Understanding a bit more about a covenant helps us understand why it is so critical to get this definition right.  In the ancient world, the making of covenants was a much more common thing than it is today.  It was also a more graphic thing.  Entering into a covenant was understood to be a life-altering decision.  You couldn’t go back anymore once you made it.  To try would be like killing a part of yourself.  We see in the Old Testament in some of the covenants God made with Abraham what the process looked like and it reaffirms this gravity.  The standard practice then was to take one or more animals in a sacred space, split them in half down the middle, lay the two halves (with all the guts hanging out all over the place and blood going everywhere) on opposite sides of a path, and then the covenant-making parties would walk down the path in between the carcasses.  Gross, right?

The idea was that what happened to the animal would happen to the covenant-markers if they should ever do something to violate the covenant.  This was serious business.  Incidentally, even in our marriage-as-a-contract culture, some of this ancient covenantal symbolism persists.  The ideal for almost every bride is to walk down a center aisle in a sacred space (a church) with one side of the family on one side of the aisle and the other side of the family on the other side of the aisle.  Then, when the couple exchange their vows, the bride and groom promise to do this or that for each other until “death do us part.”  That’s covenantal language.  And rightly so, because that’s what it is.
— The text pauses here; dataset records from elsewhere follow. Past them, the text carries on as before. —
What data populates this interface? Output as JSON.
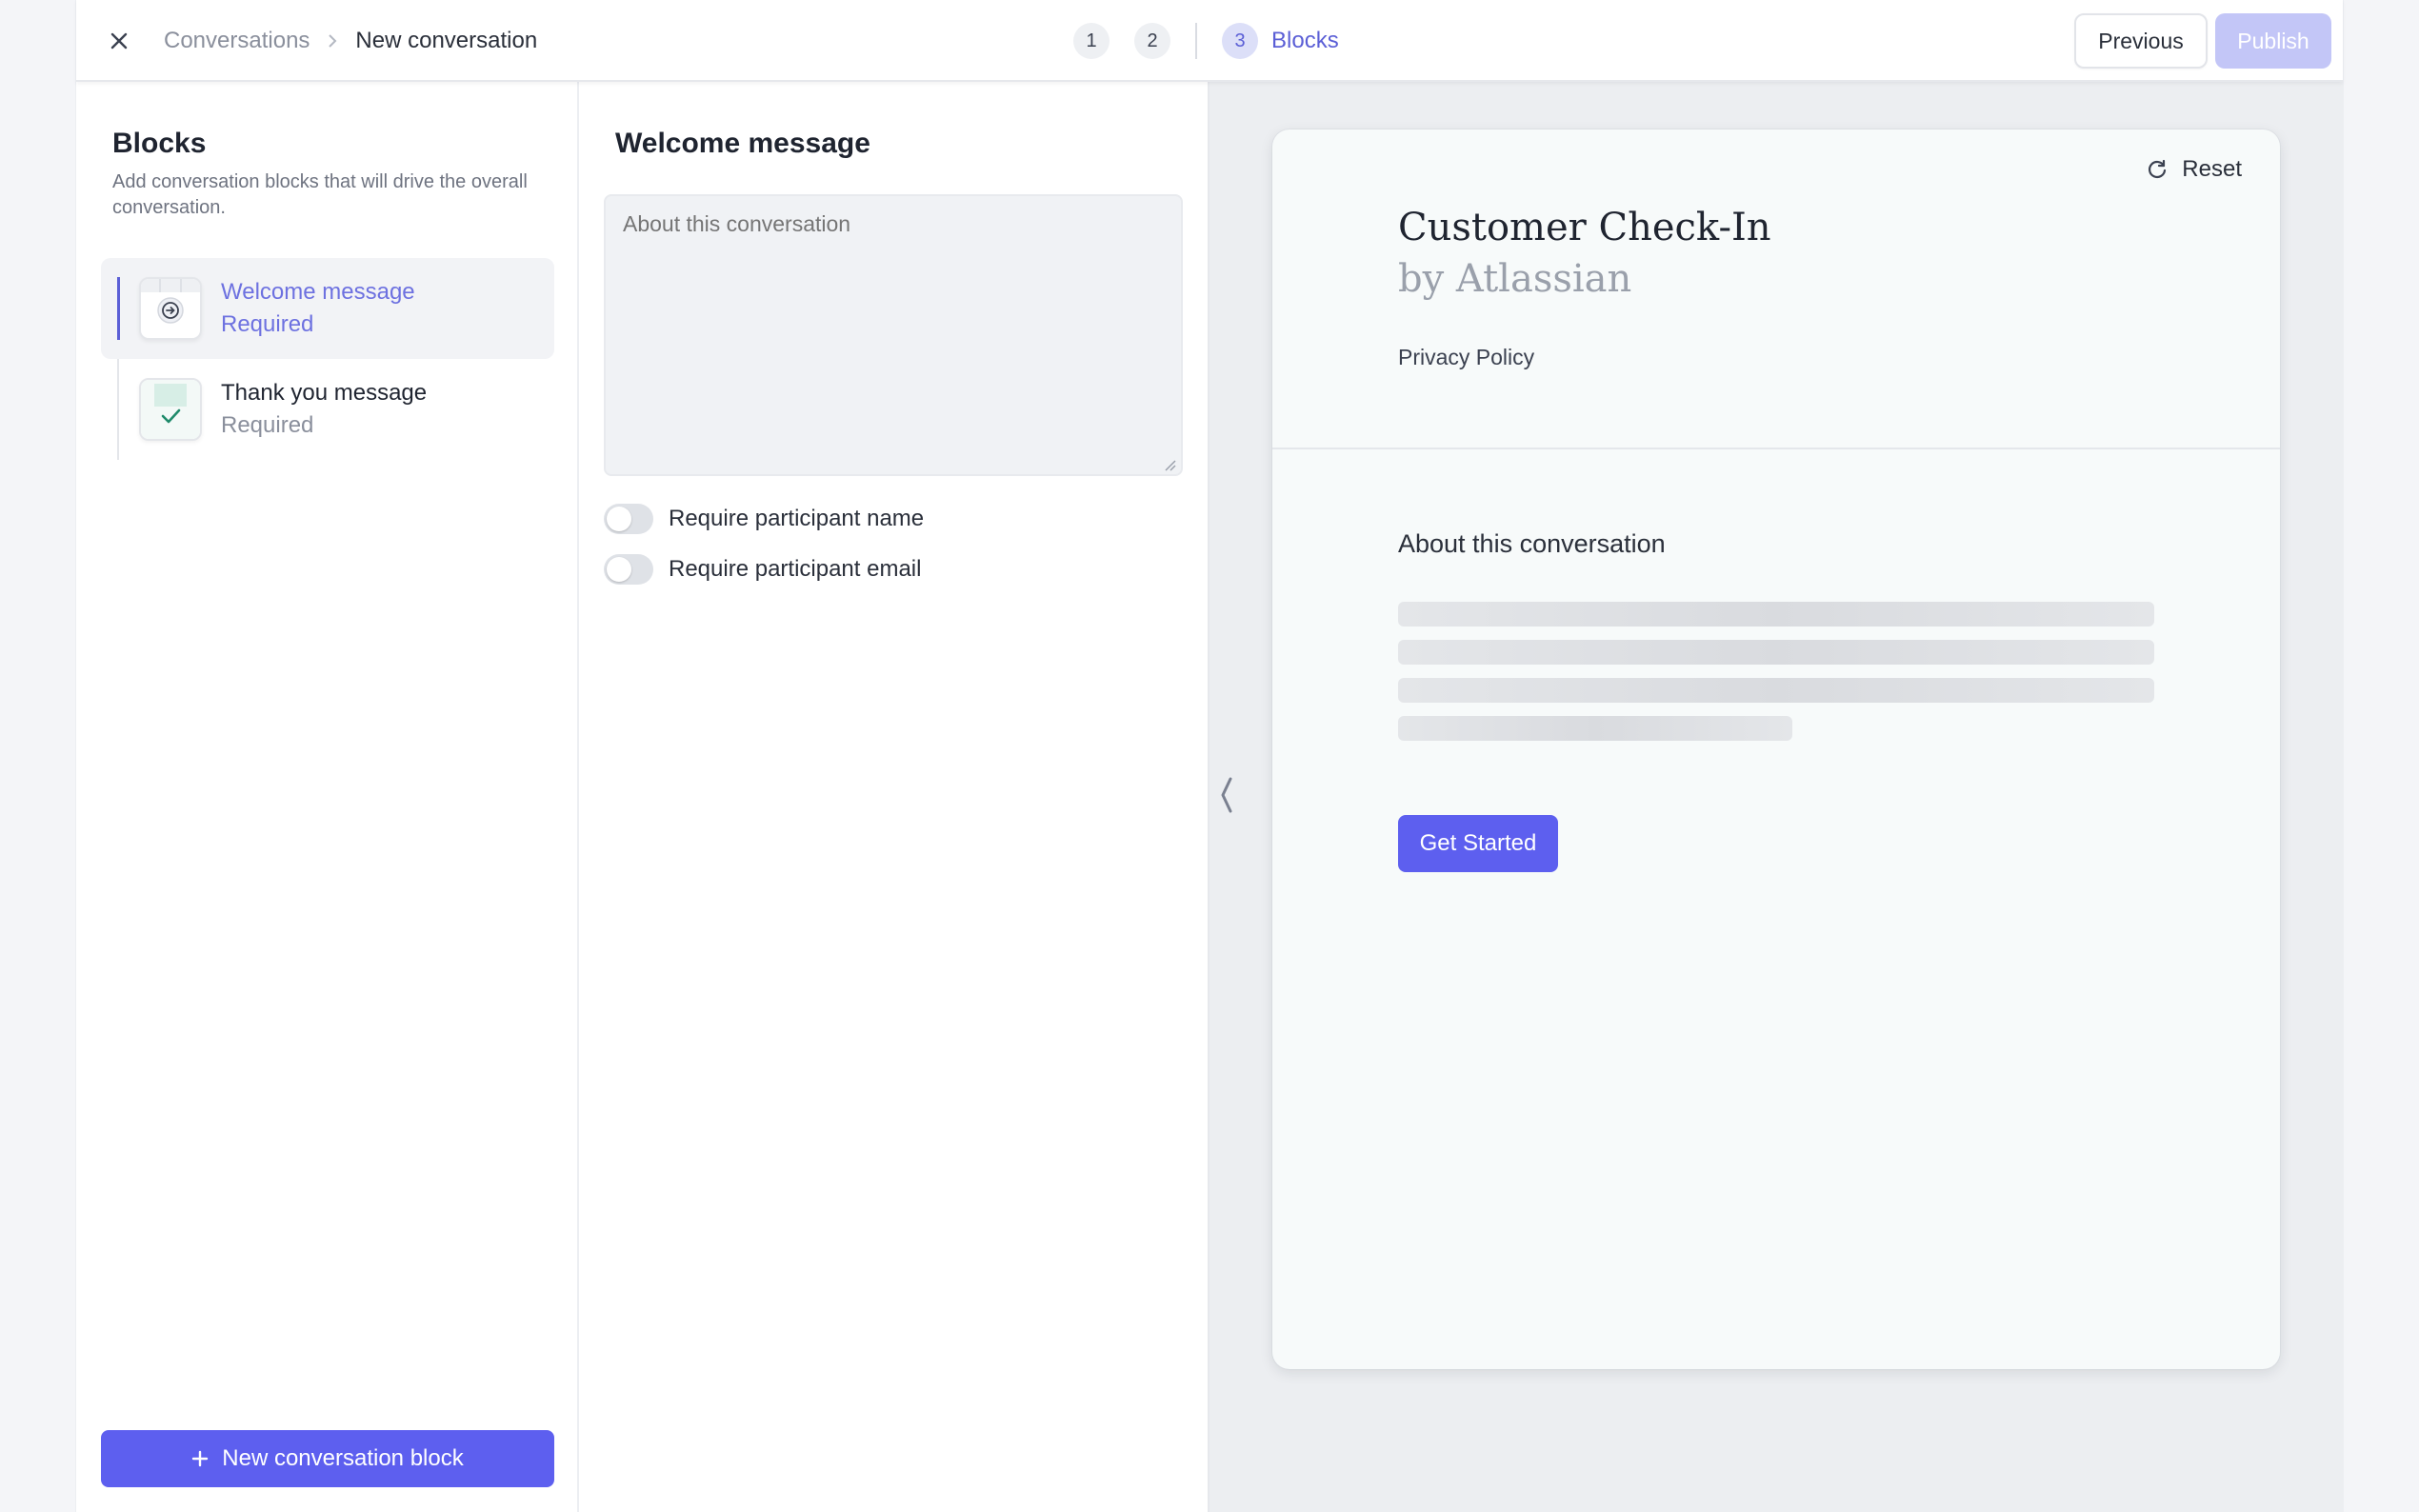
{
  "breadcrumb": {
    "root": "Conversations",
    "current": "New conversation"
  },
  "steps": {
    "step1": "1",
    "step2": "2",
    "step3": "3",
    "active_label": "Blocks"
  },
  "actions": {
    "previous": "Previous",
    "publish": "Publish"
  },
  "blocks_panel": {
    "title": "Blocks",
    "description": "Add conversation blocks that will drive the overall conversation.",
    "items": [
      {
        "label": "Welcome message",
        "sub": "Required",
        "icon": "welcome-icon",
        "active": true
      },
      {
        "label": "Thank you message",
        "sub": "Required",
        "icon": "thank-you-icon",
        "active": false
      }
    ],
    "new_button": "New conversation block"
  },
  "editor": {
    "title": "Welcome message",
    "textarea_placeholder": "About this conversation",
    "toggles": [
      {
        "label": "Require participant name",
        "on": false
      },
      {
        "label": "Require participant email",
        "on": false
      }
    ]
  },
  "preview": {
    "reset": "Reset",
    "title": "Customer Check-In",
    "subtitle": "by Atlassian",
    "privacy": "Privacy Policy",
    "about_heading": "About this conversation",
    "cta": "Get Started"
  },
  "colors": {
    "accent": "#5d5fef",
    "accent_text": "#5b5fd6",
    "publish_disabled": "#c3c6f7"
  }
}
But, knowing what marriage is only gets us part of the way to the kind of full view of this foundational institution we need to do it right.  We need to also understand what it is for.  What is the purpose of marriage?  Why did God create it in the first place?

Well, this particular text doesn’t tell us out right.  But it does give us a clue.  At the end of chapter 2, Moses makes an observation about this couple that points us firmly in the direction we are ultimately going to go.  He says this in v. 25: “And the man and his wife were both naked and were not ashamed.”  Now, we should certainly understand this literally as clothing had not yet been invented, but there’s more to it than that.  Because sin had not come into the world and added all the complications of Hell into it, there was no reason for the man and his wife to feel emotional shame or relational shame or spiritual shame or any of the other sources of shame they might encounter because of sin.  They were able to be totally transparent with each other without fear of finding out something that revealed the whole thing was a sham from the start.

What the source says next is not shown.